Una buena manera de pasar a la facturación electrónica es mediante las plataformas que ofrecen los PAC para ello. Sin embargo, se tiene la creencia de que dichas herramientas sólo están ajustadas a las prácticas de grandes empresas, siendo complicadas para los pequeños contribuyentes.

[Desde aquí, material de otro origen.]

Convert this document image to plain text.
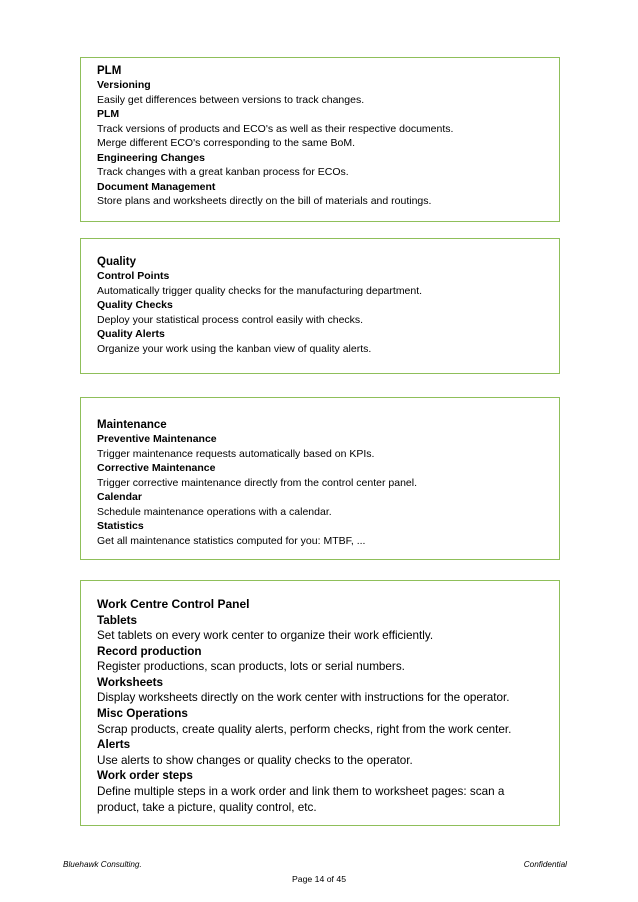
PLM
Versioning
Easily get differences between versions to track changes.
PLM
Track versions of products and ECO's as well as their respective documents.
Merge different ECO's corresponding to the same BoM.
Engineering Changes
Track changes with a great kanban process for ECOs.
Document Management
Store plans and worksheets directly on the bill of materials and routings.
Quality
Control Points
Automatically trigger quality checks for the manufacturing department.
Quality Checks
Deploy your statistical process control easily with checks.
Quality Alerts
Organize your work using the kanban view of quality alerts.
Maintenance
Preventive Maintenance
Trigger maintenance requests automatically based on KPIs.
Corrective Maintenance
Trigger corrective maintenance directly from the control center panel.
Calendar
Schedule maintenance operations with a calendar.
Statistics
Get all maintenance statistics computed for you: MTBF, ...
Work Centre Control Panel
Tablets
Set tablets on every work center to organize their work efficiently.
Record production
Register productions, scan products, lots or serial numbers.
Worksheets
Display worksheets directly on the work center with instructions for the operator.
Misc Operations
Scrap products, create quality alerts, perform checks, right from the work center.
Alerts
Use alerts to show changes or quality checks to the operator.
Work order steps
Define multiple steps in a work order and link them to worksheet pages: scan a
product, take a picture, quality control, etc.
Bluehawk Consulting.	Confidential
Page 14 of 45
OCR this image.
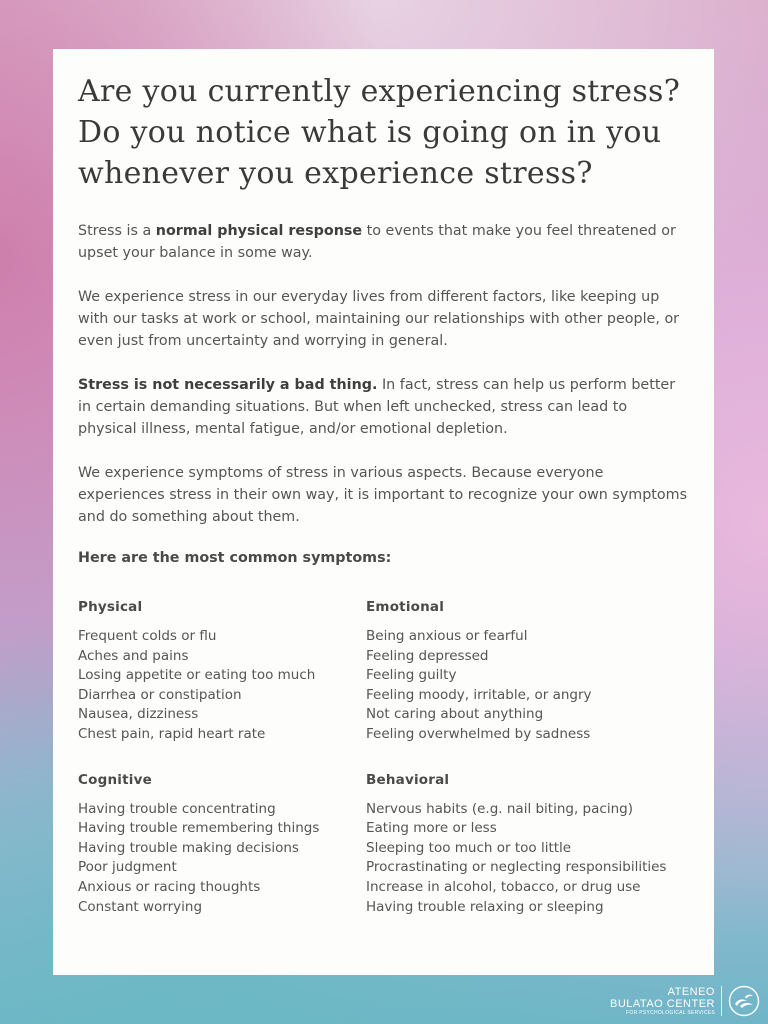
Are you currently experiencing stress? Do you notice what is going on in you whenever you experience stress?

Stress is a normal physical response to events that make you feel threatened or upset your balance in some way.

We experience stress in our everyday lives from different factors, like keeping up with our tasks at work or school, maintaining our relationships with other people, or even just from uncertainty and worrying in general.

Stress is not necessarily a bad thing. In fact, stress can help us perform better in certain demanding situations. But when left unchecked, stress can lead to physical illness, mental fatigue, and/or emotional depletion.

We experience symptoms of stress in various aspects. Because everyone experiences stress in their own way, it is important to recognize your own symptoms and do something about them.

Here are the most common symptoms:

Physical
Frequent colds or flu
Aches and pains
Losing appetite or eating too much
Diarrhea or constipation
Nausea, dizziness
Chest pain, rapid heart rate
Emotional
Being anxious or fearful
Feeling depressed
Feeling guilty
Feeling moody, irritable, or angry
Not caring about anything
Feeling overwhelmed by sadness
Cognitive
Having trouble concentrating
Having trouble remembering things
Having trouble making decisions
Poor judgment
Anxious or racing thoughts
Constant worrying
Behavioral
Nervous habits (e.g. nail biting, pacing)
Eating more or less
Sleeping too much or too little
Procrastinating or neglecting responsibilities
Increase in alcohol, tobacco, or drug use
Having trouble relaxing or sleeping
ATENEO
BULATAO CENTER
FOR PSYCHOLOGICAL SERVICES
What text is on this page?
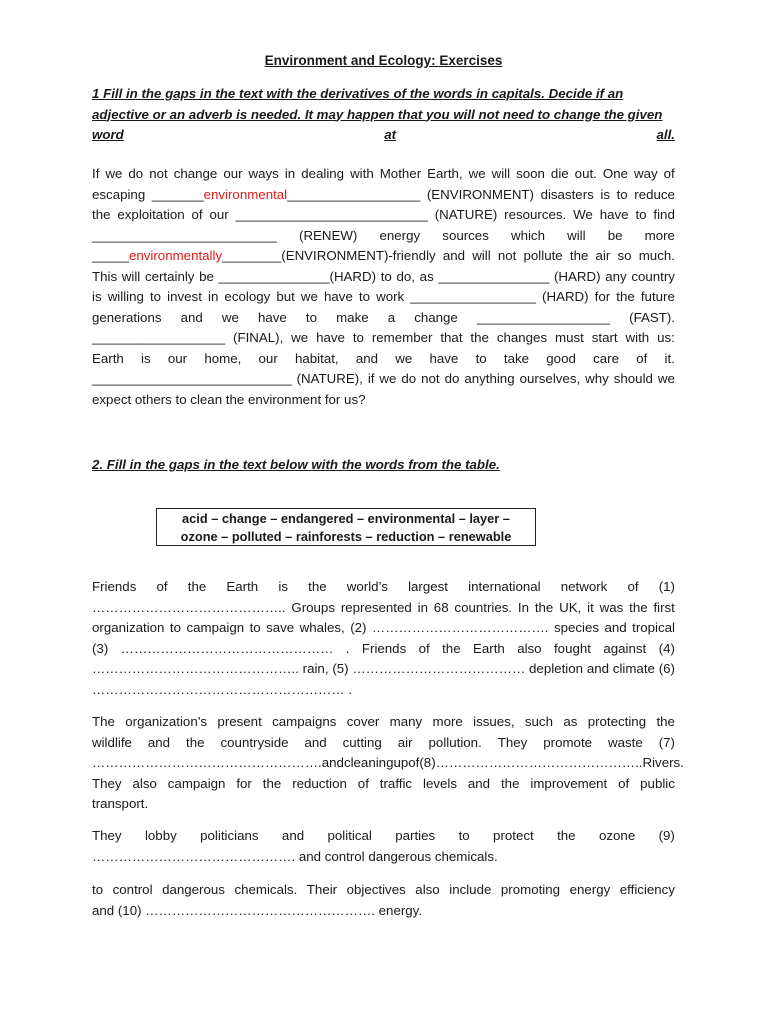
Environment and Ecology: Exercises
1 Fill in the gaps in the text with the derivatives of the words in capitals. Decide if an
adjective or an adverb is needed. It may happen that you will not need to change the given
word	at	all.
If we do not change our ways in dealing with Mother Earth, we will soon die out. One way of
escaping _______environmental__________________ (ENVIRONMENT) disasters is to reduce
the exploitation of our __________________________ (NATURE) resources. We have to find
_________________________ (RENEW) energy sources which will be more
_____environmentally________(ENVIRONMENT)-friendly and will not pollute the air so much.
This will certainly be _______________(HARD) to do, as _______________ (HARD) any country
is willing to invest in ecology but we have to work _________________ (HARD) for the future
generations and we have to make a change __________________ (FAST).
__________________ (FINAL), we have to remember that the changes must start with us:
Earth is our home, our habitat, and we have to take good care of it.
___________________________ (NATURE), if we do not do anything ourselves, why should we
expect others to clean the environment for us?
2. Fill in the gaps in the text below with the words from the table.
acid – change – endangered – environmental – layer –
ozone – polluted – rainforests – reduction – renewable
Friends of the Earth is the world’s largest international network of (1)
…………………………………….. Groups represented in 68 countries. In the UK, it was the first
organization to campaign to save whales, (2) …………………………………. species and tropical
(3) ………………………………………… . Friends of the Earth also fought against (4)
……………………………………….. rain, (5) ………………………………… depletion and climate (6)
………………………………………………… .
The organization’s present campaigns cover many more issues, such as protecting the
wildlife and the countryside and cutting air pollution. They promote waste (7)
……………………………………………. and cleaning up of (8) ……………………………………….. Rivers.
They also campaign for the reduction of traffic levels and the improvement of public
transport.
They lobby politicians and political parties to protect the ozone (9)
………………………………………. and control dangerous chemicals.
to control dangerous chemicals. Their objectives also include promoting energy efficiency
and (10) ……………………………………………. energy.
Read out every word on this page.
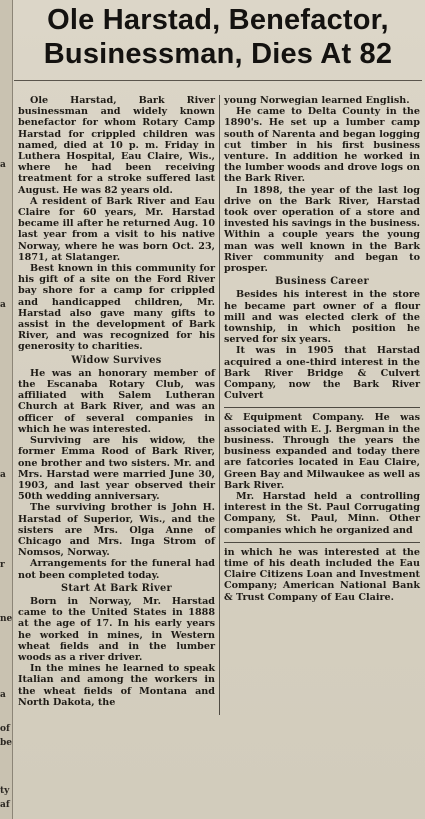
a
a
a
r
a
of
be
ty
af
ne
Ole Harstad, Benefactor, Businessman, Dies At 82

Ole Harstad, Bark River businessman and widely known benefactor for whom Rotary Camp Harstad for crippled children was named, died at 10 p. m. Friday in Luthera Hospital, Eau Claire, Wis., where he had been receiving treatment for a stroke suffered last August. He was 82 years old.

A resident of Bark River and Eau Claire for 60 years, Mr. Harstad became ill after he returned Aug. 10 last year from a visit to his native Norway, where he was born Oct. 23, 1871, at Slatanger.

Best known in this community for his gift of a site on the Ford River bay shore for a camp for crippled and handicapped children, Mr. Harstad also gave many gifts to assist in the development of Bark River, and was recognized for his generosity to charities.

Widow Survives

He was an honorary member of the Escanaba Rotary Club, was affiliated with Salem Lutheran Church at Bark River, and was an officer of several companies in which he was interested.

Surviving are his widow, the former Emma Rood of Bark River, one brother and two sisters. Mr. and Mrs. Harstad were married June 30, 1903, and last year observed their 50th wedding anniversary.

The surviving brother is John H. Harstad of Superior, Wis., and the sisters are Mrs. Olga Anne of Chicago and Mrs. Inga Strom of Nomsos, Norway.

Arrangements for the funeral had not been completed today.

Start At Bark River

Born in Norway, Mr. Harstad came to the United States in 1888 at the age of 17. In his early years he worked in mines, in Western wheat fields and in the lumber woods as a river driver.

In the mines he learned to speak Italian and among the workers in the wheat fields of Montana and North Dakota, the

young Norwegian learned English.

He came to Delta County in the 1890's. He set up a lumber camp south of Narenta and began logging cut timber in his first business venture. In addition he worked in the lumber woods and drove logs on the Bark River.

In 1898, the year of the last log drive on the Bark River, Harstad took over operation of a store and invested his savings in the business. Within a couple years the young man was well known in the Bark River community and began to prosper.

Business Career

Besides his interest in the store he became part owner of a flour mill and was elected clerk of the township, in which position he served for six years.

It was in 1905 that Harstad acquired a one-third interest in the Bark River Bridge & Culvert Company, now the Bark River Culvert

& Equipment Company. He was associated with E. J. Bergman in the business. Through the years the business expanded and today there are fatcories located in Eau Claire, Green Bay and Milwaukee as well as Bark River.

Mr. Harstad held a controlling interest in the St. Paul Corrugating Company, St. Paul, Minn. Other companies which he organized and

in which he was interested at the time of his death included the Eau Claire Citizens Loan and Investment Company; American National Bank & Trust Company of Eau Claire.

Esto es sólo un mito. Hay proveedores que están ofreciendo herramientas pensadas para profesionistas y pequeños empresarios, las cuales se ajustan a sus actividades y son bastante asequibles. Velo recomienda acercarse a los PAC y preguntar por una solución con base en sus necesidades.

Busque orden y sencillez
Primero que nada, cuando se busca una herramienta de contabilidad electrónica, se tiene que asegurar que con quien acude sea un PAC.
Sólo con un Proveedor Autorizado de Certificaciones puede estar seguro de que la plataforma cumplirá con los estándares manejados por el SAT, opinó Velo.
Al elegir una herramienta para facturación electrónica debe buscar que sea sencilla, fácil de usar y que le brinde independencia ante su contador, al no requerir conocimientos muy técnicos para utilizarla.
Otra cuestión conveniente es que la herramienta sea vía web, pues de este modo los datos que guarde permanecerán en la nube, permitiéndole acceder a ellos desde cualquier dispositivo que tenga a la mano, como una tablet, o desde el mismo smartphone. 
Pero sobre todo hay dos temas básicos en el proceso de facturación de los profesionistas que una herramienta digital debería ofrecerle.
El primero es que le brinde orden en los productos o los servicios que la persona factura. Ante esto resulta conveniente que la herramienta tenga un catálogo que le permita organizar los conceptos por los que factura, como servicios profesionales, consultoría o incluso productos, en el caso de artesanos, ejemplificó.
El segundo aspecto básico se refiere a tener bien clasificadas a las personas a las que se les va a facturar. Es conveniente que la plataforma le brinde un catálogo de clientes, pues éstos tienden a repetirse.
Ya después de estas características, hay plataformas que ofrecen más elementos para casos concretos. Por ejemplo, Facturízate, la herramienta de Carvajal Tecnología y Servicios, permite la emisión de facturas con características específicas como las de escuelas o casas de cambio.

El complemento de su contador


Aunque estas plataformas pueden simplificarle bastante sus deberes fiscales, no se debería pensar que pueden remplazar a su contador. “El contador es una figura que le asesora en temas fiscales, por lo que el sistema no lo sustituye, sino que lo complementa”, argumentó Alejandro Velo.
La sistematización obtenida con estos softwares le trae beneficios a usted y a su contador.
Principalmente ayuda a organizar su información, teniendo siempre a la mano conceptos como fechas, ingresos producidos, proveedores o clientes; de ese modo, se mejora el proceso de emisión y recepción de facturas.
La factura electrónica “se debe de ver como una oportunidad para mejorar y hacer más eficientes sus procesos administrativos, reduciendo costos a largo plazo”, concluyó.